TPO -> Sierra Leone TPOs

Sierra Leone TPOs

By Keith Morris

Start and finish dates: September 1907 to unknown

This British built narrow gauge line (2'6'') was begun in 1893 but work was delayed by civil unrest. The first passenger trains ran on 18th March 1899 and gradually the system was extended and when the branch line reached Makeni in 1915 the railway could boast a running length of nearly 400 miles. Reduction in mileage commenced in 1964 with the closure of the Makeni branch and the final train ran in November 1974.

One of the main uses of the railway was to carry mail and the first handstamps were ordered in 1906. The first recorded use of this handstamp is on a cover dated September 1907. In all eight TPO vans were in use on the system. Mail was also carried on the 5 mile Mountain Railway to and from Hill Station.

Map of Sierra Leone Government Railway
C1950 map showing the extent of the Sierra Leone Government Railway
1927 map of Freetown
This 1927 map of Freetown shows the station at water Street.
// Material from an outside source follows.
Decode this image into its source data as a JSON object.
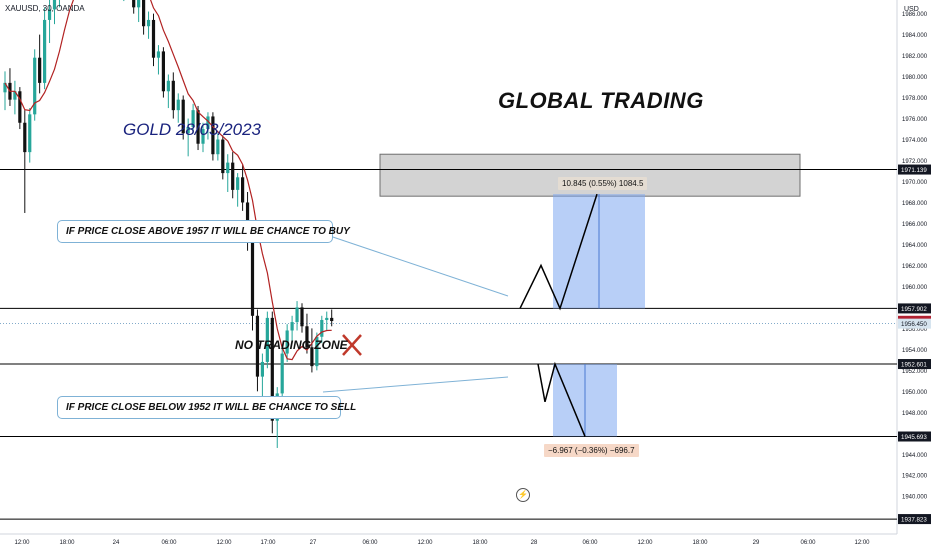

The platform on the right was for the main line whilst trains to the Hill Station departed from the other side of the track. The line to Hill Station curved into Charlotte Street (lower left). The other line on the left was to Government Wharf.
PPC of Water Street station in Freetown
This postcard shows the station at Water Street. The main line is in the distance whilst in the foreground is the line to Government Wharf. The line curving off to the right is the line to Hill Station.
Map of line from Freetown to Hill Station
The Hill Station line.
This c1925 map shows the 5 mile line from Freetown to Hill Station. No special handstamp was used on mail transported over this short branch line.
W.S. - Pendembu TPO cancel on cover
W.S. - Pendembu TPO (W.S. = Water Street (Station) Freetown)
Freetown - Makeni TPO cancels on Air Mail cover to England
Freetown - Makeni TPO
Freetown - BO TPO cancels on cover
Freetown - BO TPO

TPO carriage mail box in use The Sierra Leone Government railway had eight dedicated postal vehicles and received a substantial annual subsidy for their operation. This photograph was published in Philatelic Magazine in 1962 and shows EIIR below the letter box.